昨年12月20日にニューヨーク証券取引所に株式を上場したSaaSベンダーのネットスイートが2月14日に2007会計年度(期末は07年12月31日)の決算を発表している。売上高は前年の6720万ドルから61.5%増加して1億854万ドルと順調に業績をのばしている。しかし、純損益をみると、昨年(3572万ドルの赤字)よりはかなり改善しているのだが、2391万ドルの純損失を計上している。

 この数字をみると、SaaSビジネスはあまり儲からないビジネスのように思うかもしれない。しかし、売上総利益(粗利)は、07年で7478万ドルもある。06年は4421万ドルである。売上高総利益率(粗利率)は、07年で68.9%、06年で65.8%という驚異的な数字になる。ちなみにセールスフォース・ドットコムの07会計年度(期末は07年1月31日)の粗利率は76.1%である。

 この粗利率の高さは、パッケージソフト・ビジネスに相当する(マイクロソフトやオラクル、アドビといった成功しているパッケージソフト企業の粗利率は70%以上ある)。この粗利率の高さは、昨年11月19日号のこのコラムで書いたように、マルチテナント方式のSaaSビジネスは、「規模の経済」が強く働くビジネスだからだ。

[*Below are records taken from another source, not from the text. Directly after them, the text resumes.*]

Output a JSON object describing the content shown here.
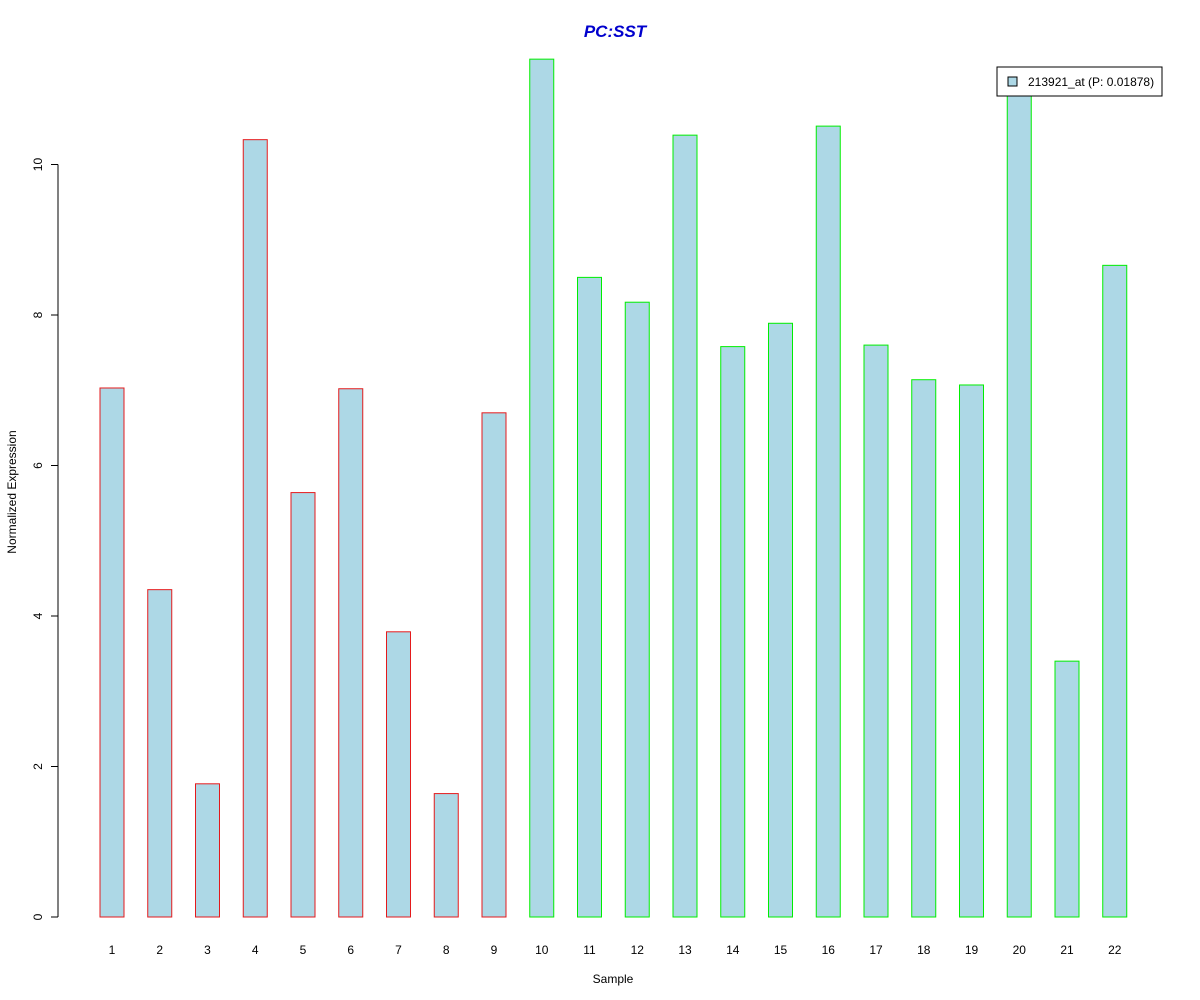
{
  "chart_data": {
    "type": "bar",
    "title": "PC:SST",
    "xlabel": "Sample",
    "ylabel": "Normalized Expression",
    "categories": [
      "1",
      "2",
      "3",
      "4",
      "5",
      "6",
      "7",
      "8",
      "9",
      "10",
      "11",
      "12",
      "13",
      "14",
      "15",
      "16",
      "17",
      "18",
      "19",
      "20",
      "21",
      "22"
    ],
    "series": [
      {
        "name": "213921_at (P: 0.01878)",
        "values": [
          7.03,
          4.35,
          1.77,
          10.33,
          5.64,
          7.02,
          3.79,
          1.64,
          6.7,
          11.4,
          8.5,
          8.17,
          10.39,
          7.58,
          7.89,
          10.51,
          7.6,
          7.14,
          7.07,
          11.1,
          3.4,
          8.66
        ]
      }
    ],
    "bar_groups": [
      "PC",
      "PC",
      "PC",
      "PC",
      "PC",
      "PC",
      "PC",
      "PC",
      "PC",
      "SST",
      "SST",
      "SST",
      "SST",
      "SST",
      "SST",
      "SST",
      "SST",
      "SST",
      "SST",
      "SST",
      "SST",
      "SST"
    ],
    "group_border_colors": {
      "PC": "#e41a1c",
      "SST": "#00ee00"
    },
    "bar_fill": "#add8e6",
    "title_color": "#0000cd",
    "ylim": [
      0,
      11.6
    ],
    "yticks": [
      0,
      2,
      4,
      6,
      8,
      10
    ],
    "grid": false,
    "legend_position": "top-right"
  }
}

 粗利率がこれだけ高いのに赤字を計上しているのはなぜだろうか。その理由は決算書をみればわかる。セールス&マーケティング費用が異常に大きいのだ。ネットスイートのセールス&マーケティング費用は、06年は4389万ドル、07年は5793万ドルであり、それぞれ売上高の65.3%、53.3%に相当する。

 セールス&マーケティング費用の多さについても、正当な理由がある。それは「規模の経済」が強く働くビジネスは一人勝ちになりやすいことである。「規模の経済」が強く働く世界では、顧客を多く抱える企業、売上高の多い企業が有利になる。売上高が多ければそれだけ利益率が高くなり、研究開発により多くの資金を投じることができるし、場合によってはライバル企業より料金を下げることもできる。したがって、SaaS企業は巨額のセールス&マーケティング費用を投じて、ライバル企業より早く多くの顧客を獲得しようとしているのである。

 ここから先は蛇足であるが、ネットスイートの売上高が順調に伸びていけば、ある時期を境に決算は黒字化し、その後の利益は売上高の伸び率より高い率で増加していくことになる。